Leapdragon 2016 - Aron Hsiao Was Here

So many certainties, so little justification.  §

Things that are all said to be true:

  • Masculinity is toxic

  • It's bigoted to talk about 'male' and 'female' or 'man' and 'woman' because it's a fluid spectrum, everyone in the gray area, and masculinity doesn't make a man, nor does femininity make a woman

  • It is right for gender-dysphoric people born male to pursue femininity, which is what it takes to be a woman, and for gender-dysphoric people born female to pursue masculinity, which is what it takes to be a man

  • It's bigoted to talk about 'male' and 'female' or 'man' and 'woman' because it's a fluid spectrum, everyone in the gray area, and masculinity doesn't make a man, nor does femininity make a woman

  • People born girls who identify as male and achieve masculinity are, without question, both heroic and men

  • Masculinity is toxic

Point being: this is a soup of contradictions. It only makes sense if the underlying truth is:

  • People must be affirmed and validated, no matter what

This is a very, very bad position to take.

In fact, we should all exercise our best judgment to affirm and validate people that we judge to be right, and to provide no affirmation or validation for people that we judge to be wrong.

"But judgment is bad!" comes the rejoinder.
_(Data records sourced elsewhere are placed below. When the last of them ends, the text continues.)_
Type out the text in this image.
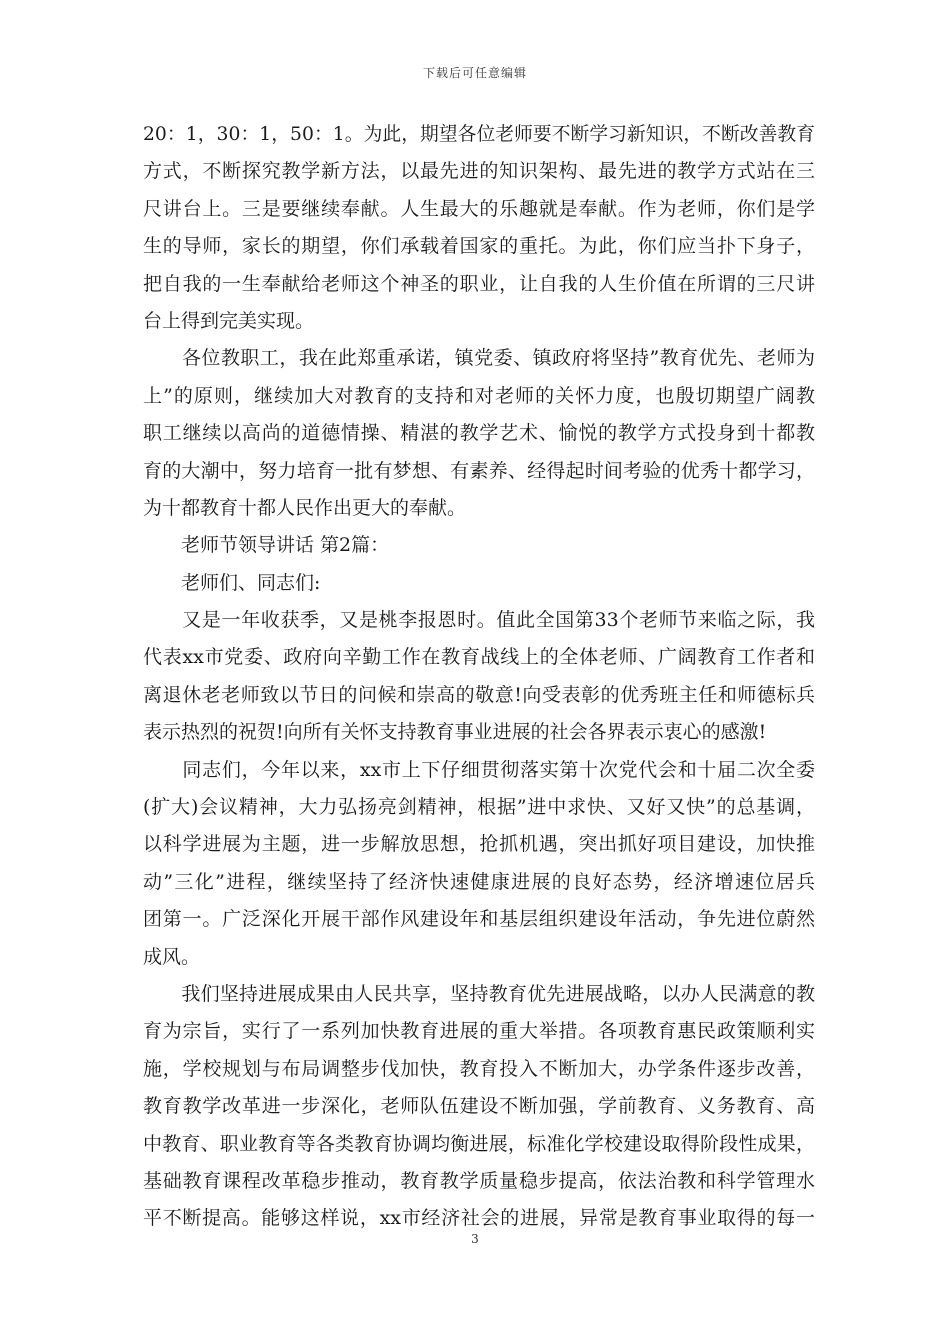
下载后可任意编辑
20：1，30：1，50：1。为此，期望各位老师要不断学习新知识，不断改善教育
方式，不断探究教学新方法，以最先进的知识架构、最先进的教学方式站在三
尺讲台上。三是要继续奉献。人生最大的乐趣就是奉献。作为老师，你们是学
生的导师，家长的期望，你们承载着国家的重托。为此，你们应当扑下身子，
把自我的一生奉献给老师这个神圣的职业，让自我的人生价值在所谓的三尺讲
台上得到完美实现。
　　各位教职工，我在此郑重承诺，镇党委、镇政府将坚持”教育优先、老师为
上”的原则，继续加大对教育的支持和对老师的关怀力度，也殷切期望广阔教
职工继续以高尚的道德情操、精湛的教学艺术、愉悦的教学方式投身到十都教
育的大潮中，努力培育一批有梦想、有素养、经得起时间考验的优秀十都学习，
为十都教育十都人民作出更大的奉献。
　　老师节领导讲话 第2篇：
　　老师们、同志们:
　　又是一年收获季，又是桃李报恩时。值此全国第33个老师节来临之际，我
代表xx市党委、政府向辛勤工作在教育战线上的全体老师、广阔教育工作者和
离退休老老师致以节日的问候和崇高的敬意!向受表彰的优秀班主任和师德标兵
表示热烈的祝贺!向所有关怀支持教育事业进展的社会各界表示衷心的感激!
　　同志们，今年以来，xx市上下仔细贯彻落实第十次党代会和十届二次全委
(扩大)会议精神，大力弘扬亮剑精神，根据”进中求快、又好又快”的总基调，
以科学进展为主题，进一步解放思想，抢抓机遇，突出抓好项目建设，加快推
动”三化”进程，继续坚持了经济快速健康进展的良好态势，经济增速位居兵
团第一。广泛深化开展干部作风建设年和基层组织建设年活动，争先进位蔚然
成风。
　　我们坚持进展成果由人民共享，坚持教育优先进展战略，以办人民满意的教
育为宗旨，实行了一系列加快教育进展的重大举措。各项教育惠民政策顺利实
施，学校规划与布局调整步伐加快，教育投入不断加大，办学条件逐步改善，
教育教学改革进一步深化，老师队伍建设不断加强，学前教育、义务教育、高
中教育、职业教育等各类教育协调均衡进展，标准化学校建设取得阶段性成果，
基础教育课程改革稳步推动，教育教学质量稳步提高，依法治教和科学管理水
平不断提高。能够这样说，xx市经济社会的进展，异常是教育事业取得的每一
3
To which I can only say, in sarcasm, that obviously then the moral thing is to eliminate all judges from society and stop teaching our kids to exercise judgment of any kind as they grow up.

The terrifying thing is how many people would agree, quite earnestly, with these suggestions.

— § —

Side note after watching the college football national championship game:

I am grateful to Clemson for what they accomplished tonight. Specifically? They did something unexpected. They willed it, people said it was impossible, and they did it.

This is not me saying that "anything is possible." Clearly, it isn't.

But the realm of certainties has unjustifiably expanded in recent years. The world today is beset by a complete lack of intellectual humility. There is an epistemic overconfidence running through late modernity, and in particular the information age, that is destroying our society from the inside out.

There is an unstated belief, held far and wide, that in our time it is both easy to predict the future and a simple matter to know truth from falsehood, right from wrong.

On every side, the activists sneer at anyone who suggests, even for a moment, that life is complicated, that unexpected things happen, that the realm of certainties in life is very small, and that the list of what is "obvious" is a short one. The sneering on all sides has now reached the level of an overwhelming roar, all being certain that they have the answers, today and tomorrow, and that only a fool would deny it.

That the future is an open book and the present is crystal-clear has become such an article of faith that those who might otherwise try to do something new, to write actual pages in the book of history—simply don't.

So thank you to Clemson for doing the unthinkable, the bigoted, the stupid, the disallowed—and demonstrating that everyone doesn't already know everything about everything. That people can be wrong. That will counts for something. That human natality and uncertainty are actually alive and well.

And for a night—suck it, certain people, all of you, across all human endeavors. You are a disease. You know everything, sure. Until you don't.